Accenture’s research suggests that many retailers have more to do around inclusion. A recent survey of managers and executives at large organizations across five industries in 10 countries found retailers consistently rated poorly on inclusion and diversity.

Across four criteria — strategic intent, leadership behaviors, actions on talent and culture of inclusivity — retailers consistently scored bottom of the pile, displaying less maturity than businesses in the consumer goods and services, life sciences, travel and industrial sectors.

How to remedy such shortfalls? We believe there are three stepping-stones to greater inclusion and diversity:

  1. Start with talent

Retailers should measure representation at every level of the organization — at corporate as well as field leadership and in the stores. Due to the high percentage of employees that work in the store, this may skew the percentages giving a false impression of diversity.

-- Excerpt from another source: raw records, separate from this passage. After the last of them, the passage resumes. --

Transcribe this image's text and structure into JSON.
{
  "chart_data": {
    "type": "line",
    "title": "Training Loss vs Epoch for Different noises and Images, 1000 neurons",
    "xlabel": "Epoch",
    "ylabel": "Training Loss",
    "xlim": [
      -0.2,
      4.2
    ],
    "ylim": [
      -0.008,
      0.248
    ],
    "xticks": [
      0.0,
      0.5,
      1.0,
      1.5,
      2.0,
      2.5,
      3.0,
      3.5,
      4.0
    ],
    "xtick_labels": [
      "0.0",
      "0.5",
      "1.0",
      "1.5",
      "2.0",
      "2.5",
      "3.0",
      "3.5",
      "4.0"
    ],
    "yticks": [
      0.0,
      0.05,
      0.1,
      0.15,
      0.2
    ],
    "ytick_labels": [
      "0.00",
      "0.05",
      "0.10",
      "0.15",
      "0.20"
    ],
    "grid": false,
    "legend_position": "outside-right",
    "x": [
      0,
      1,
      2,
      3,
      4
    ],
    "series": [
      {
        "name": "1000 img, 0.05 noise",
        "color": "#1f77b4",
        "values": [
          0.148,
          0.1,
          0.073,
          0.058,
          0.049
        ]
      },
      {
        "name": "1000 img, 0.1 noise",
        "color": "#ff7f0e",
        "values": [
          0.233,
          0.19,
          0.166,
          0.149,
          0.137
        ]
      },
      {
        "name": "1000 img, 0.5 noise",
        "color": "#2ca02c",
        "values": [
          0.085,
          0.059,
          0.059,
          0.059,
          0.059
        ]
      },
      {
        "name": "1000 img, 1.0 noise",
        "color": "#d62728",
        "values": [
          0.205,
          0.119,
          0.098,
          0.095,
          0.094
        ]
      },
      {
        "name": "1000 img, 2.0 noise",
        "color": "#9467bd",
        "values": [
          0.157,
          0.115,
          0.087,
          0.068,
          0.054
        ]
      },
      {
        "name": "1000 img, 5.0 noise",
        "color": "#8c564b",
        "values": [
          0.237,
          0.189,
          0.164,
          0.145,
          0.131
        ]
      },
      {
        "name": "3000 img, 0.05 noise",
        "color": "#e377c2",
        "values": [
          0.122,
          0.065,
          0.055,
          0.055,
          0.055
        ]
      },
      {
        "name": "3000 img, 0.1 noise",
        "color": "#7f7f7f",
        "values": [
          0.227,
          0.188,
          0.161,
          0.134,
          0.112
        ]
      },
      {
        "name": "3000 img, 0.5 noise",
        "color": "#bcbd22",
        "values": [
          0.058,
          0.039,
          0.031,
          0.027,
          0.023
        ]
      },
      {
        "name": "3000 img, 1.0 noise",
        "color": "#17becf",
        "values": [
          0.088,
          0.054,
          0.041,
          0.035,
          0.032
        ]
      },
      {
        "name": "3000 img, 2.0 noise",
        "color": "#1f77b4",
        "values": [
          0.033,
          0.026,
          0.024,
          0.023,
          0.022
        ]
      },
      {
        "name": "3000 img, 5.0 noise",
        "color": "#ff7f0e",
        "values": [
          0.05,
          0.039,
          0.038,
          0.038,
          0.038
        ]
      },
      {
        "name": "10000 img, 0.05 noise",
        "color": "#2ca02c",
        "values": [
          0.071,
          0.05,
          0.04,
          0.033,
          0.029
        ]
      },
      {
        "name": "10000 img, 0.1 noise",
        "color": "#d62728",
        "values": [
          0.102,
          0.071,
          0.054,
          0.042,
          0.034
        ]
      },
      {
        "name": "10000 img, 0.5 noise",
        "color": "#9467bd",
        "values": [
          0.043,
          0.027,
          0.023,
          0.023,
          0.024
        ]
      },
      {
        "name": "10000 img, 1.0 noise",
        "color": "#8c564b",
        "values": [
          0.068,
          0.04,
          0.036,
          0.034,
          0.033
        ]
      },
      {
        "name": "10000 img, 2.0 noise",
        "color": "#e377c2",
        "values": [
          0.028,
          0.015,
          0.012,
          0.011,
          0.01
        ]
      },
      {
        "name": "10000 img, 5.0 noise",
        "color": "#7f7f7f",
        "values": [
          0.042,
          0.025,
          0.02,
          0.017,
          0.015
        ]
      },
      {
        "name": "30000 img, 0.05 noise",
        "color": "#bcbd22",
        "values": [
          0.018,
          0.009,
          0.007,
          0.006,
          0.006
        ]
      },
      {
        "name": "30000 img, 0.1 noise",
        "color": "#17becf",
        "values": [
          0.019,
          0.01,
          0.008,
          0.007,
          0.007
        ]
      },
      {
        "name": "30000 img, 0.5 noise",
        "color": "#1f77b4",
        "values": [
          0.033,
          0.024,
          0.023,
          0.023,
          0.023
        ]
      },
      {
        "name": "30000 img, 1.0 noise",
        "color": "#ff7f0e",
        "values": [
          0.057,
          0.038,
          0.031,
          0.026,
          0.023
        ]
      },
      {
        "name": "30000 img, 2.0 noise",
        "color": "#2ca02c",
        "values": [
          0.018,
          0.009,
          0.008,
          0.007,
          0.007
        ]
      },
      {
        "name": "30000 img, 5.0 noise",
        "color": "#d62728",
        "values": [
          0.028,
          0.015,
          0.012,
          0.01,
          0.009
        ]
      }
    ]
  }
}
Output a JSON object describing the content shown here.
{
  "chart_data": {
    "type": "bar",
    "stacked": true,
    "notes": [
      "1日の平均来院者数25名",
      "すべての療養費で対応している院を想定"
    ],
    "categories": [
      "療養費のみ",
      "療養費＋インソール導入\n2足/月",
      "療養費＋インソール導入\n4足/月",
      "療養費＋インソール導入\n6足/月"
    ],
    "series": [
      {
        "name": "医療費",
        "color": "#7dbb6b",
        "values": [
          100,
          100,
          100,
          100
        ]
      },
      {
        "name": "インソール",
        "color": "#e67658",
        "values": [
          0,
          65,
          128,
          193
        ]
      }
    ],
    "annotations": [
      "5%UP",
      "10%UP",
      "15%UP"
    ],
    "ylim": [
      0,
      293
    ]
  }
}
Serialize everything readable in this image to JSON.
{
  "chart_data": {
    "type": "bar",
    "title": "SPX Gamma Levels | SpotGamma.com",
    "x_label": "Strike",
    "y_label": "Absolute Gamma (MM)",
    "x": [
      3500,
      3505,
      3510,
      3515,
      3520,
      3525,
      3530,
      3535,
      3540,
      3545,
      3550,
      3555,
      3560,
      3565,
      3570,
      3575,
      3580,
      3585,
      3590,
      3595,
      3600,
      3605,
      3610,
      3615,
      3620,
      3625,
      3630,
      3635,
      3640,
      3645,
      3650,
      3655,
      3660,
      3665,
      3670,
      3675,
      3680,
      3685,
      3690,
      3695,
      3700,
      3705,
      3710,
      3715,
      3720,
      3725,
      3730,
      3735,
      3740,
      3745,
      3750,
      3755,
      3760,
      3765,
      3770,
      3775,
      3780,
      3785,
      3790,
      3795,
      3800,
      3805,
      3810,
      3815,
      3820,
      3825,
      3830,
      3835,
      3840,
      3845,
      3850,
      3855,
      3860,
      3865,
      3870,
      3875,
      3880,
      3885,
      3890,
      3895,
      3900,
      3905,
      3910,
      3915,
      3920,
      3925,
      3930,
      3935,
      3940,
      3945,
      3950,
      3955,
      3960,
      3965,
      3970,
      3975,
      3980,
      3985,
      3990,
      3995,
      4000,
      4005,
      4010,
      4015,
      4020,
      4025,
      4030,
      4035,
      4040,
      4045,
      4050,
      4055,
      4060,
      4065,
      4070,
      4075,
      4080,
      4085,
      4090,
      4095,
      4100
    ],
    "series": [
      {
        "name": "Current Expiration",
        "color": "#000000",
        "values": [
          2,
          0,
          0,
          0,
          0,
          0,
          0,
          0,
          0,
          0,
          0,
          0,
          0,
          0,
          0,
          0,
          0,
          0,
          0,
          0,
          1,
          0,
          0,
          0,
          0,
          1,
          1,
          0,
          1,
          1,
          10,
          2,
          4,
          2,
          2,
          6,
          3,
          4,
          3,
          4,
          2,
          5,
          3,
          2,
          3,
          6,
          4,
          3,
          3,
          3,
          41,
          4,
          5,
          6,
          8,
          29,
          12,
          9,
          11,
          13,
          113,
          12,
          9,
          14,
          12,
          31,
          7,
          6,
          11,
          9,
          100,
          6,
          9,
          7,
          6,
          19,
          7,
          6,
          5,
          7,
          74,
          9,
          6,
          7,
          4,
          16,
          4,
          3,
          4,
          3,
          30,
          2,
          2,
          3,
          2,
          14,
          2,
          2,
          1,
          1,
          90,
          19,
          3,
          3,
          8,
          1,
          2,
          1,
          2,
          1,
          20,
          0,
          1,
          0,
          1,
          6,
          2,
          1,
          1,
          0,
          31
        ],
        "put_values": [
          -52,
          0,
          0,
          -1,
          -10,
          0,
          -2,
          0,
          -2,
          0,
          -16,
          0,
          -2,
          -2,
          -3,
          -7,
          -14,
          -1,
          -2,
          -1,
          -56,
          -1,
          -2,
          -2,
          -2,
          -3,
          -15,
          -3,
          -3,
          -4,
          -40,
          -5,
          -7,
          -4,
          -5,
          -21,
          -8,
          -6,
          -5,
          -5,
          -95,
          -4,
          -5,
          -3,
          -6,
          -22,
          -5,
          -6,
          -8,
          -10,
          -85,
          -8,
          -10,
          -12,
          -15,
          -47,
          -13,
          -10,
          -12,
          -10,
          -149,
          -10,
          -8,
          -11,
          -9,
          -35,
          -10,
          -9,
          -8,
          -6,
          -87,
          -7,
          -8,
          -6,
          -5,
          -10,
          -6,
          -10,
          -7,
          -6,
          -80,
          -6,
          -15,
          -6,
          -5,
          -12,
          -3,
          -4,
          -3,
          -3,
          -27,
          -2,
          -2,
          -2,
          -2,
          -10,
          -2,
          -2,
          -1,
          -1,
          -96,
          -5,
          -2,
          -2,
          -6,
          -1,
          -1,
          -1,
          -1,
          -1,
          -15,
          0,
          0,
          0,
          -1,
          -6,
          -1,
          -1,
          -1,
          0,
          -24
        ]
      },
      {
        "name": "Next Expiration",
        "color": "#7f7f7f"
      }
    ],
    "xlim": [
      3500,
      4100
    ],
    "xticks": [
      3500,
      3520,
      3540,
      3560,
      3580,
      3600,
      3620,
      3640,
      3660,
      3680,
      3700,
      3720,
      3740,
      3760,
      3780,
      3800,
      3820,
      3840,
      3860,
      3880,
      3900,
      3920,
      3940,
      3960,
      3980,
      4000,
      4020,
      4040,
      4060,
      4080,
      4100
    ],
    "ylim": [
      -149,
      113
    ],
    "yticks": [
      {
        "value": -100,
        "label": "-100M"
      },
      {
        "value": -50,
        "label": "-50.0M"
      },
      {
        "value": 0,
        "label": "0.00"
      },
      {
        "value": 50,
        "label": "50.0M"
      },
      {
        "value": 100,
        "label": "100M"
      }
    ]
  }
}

Measuring is not a one-time exercise. Retailers would benefit from strategies to encourage greater diversity for the long-term through recruitment retention practices. Recruiting more people with different backgrounds and then retaining and promoting these staff will ultimately help build pipelines of broad-based talent over time.

One well-known retailer has recently introduced an incentive program to attract women who have dropped out of the workforce after having children, for example.

  1. Broaden the decision-making process

It is important to celebrate the contribution that a diverse workforce makes to the business. Retailers whose brand, marketing, advertising and purchasing decisions are all made by people of one gender identity, ethnicity or sexual orientation may lack perspective on what appeals to customers who are different to them.

Even worse, these executives may stumble into embarrassing situations — and cause real offense — simply because they miss nuances that would have been obvious to another group.

  1. Focus on local differences

National and multinational retailers serve diverse customer bases, but doing so remotely can be challenging. Stock that is appropriate for a store in a city that is primarily white may not sell well in a location where the local population includes a large Asian or Hispanic community.

It’s important to understand the diversity of the customer base and position the brand accordingly — its messaging as well as its product selection. That may require more local decision-making as well as assistance from data. Data and analytics tools that enable retailers to build a granular picture of their customers can be valuable here.

Conclusion: Talk is cheap

There are no shortcuts to inclusivity. Consumers sense when retailers are making claims but falling short in practice — and in a hyper-connected world, they can share their concerns quickly on social media.

Yet the prize on offer is a valuable one. Reaching out to every part of society will open new markets. Broadening the talent pool will boost recruitment and retention, helping your business make smarter decisions throughout. Above all, embracing these values is a crucial element of building a business with a clear sense of purpose. In a world where shoppers look for authenticity, integrity and transparency, this has never been more crucial.

Jill Standish is senior managing director and head of Accenture’s Retail practice.

Room for improvement in the retail sector

While setting out the key criteria for inclusivity, Accenture’s research outlined some of the areas where the retail industry lags behind peers — all of which play some part in holding back overall progress:

  • Retail employees rated their employers less favorably than those in other industries when it comes to effectiveness of sensitivity training provided at all levels of their companies. Coaching and training is key to helping people of all backgrounds feel included, welcome and valued
  • The sector could get better at reviewing talent pipelines and recognizing inclusivity-related accomplishments, both of which are leadership behaviors that help ensure everyone is treated equally and that everyone’s voice is heard
  • Retail lags other sectors at establishing effective targets around diversity and inclusion, which help embed inclusivity into the wider growth strategy
  • Organizations in retail are less advanced at partnering with diverse organizations and have a more limited scope of recruiting new employees.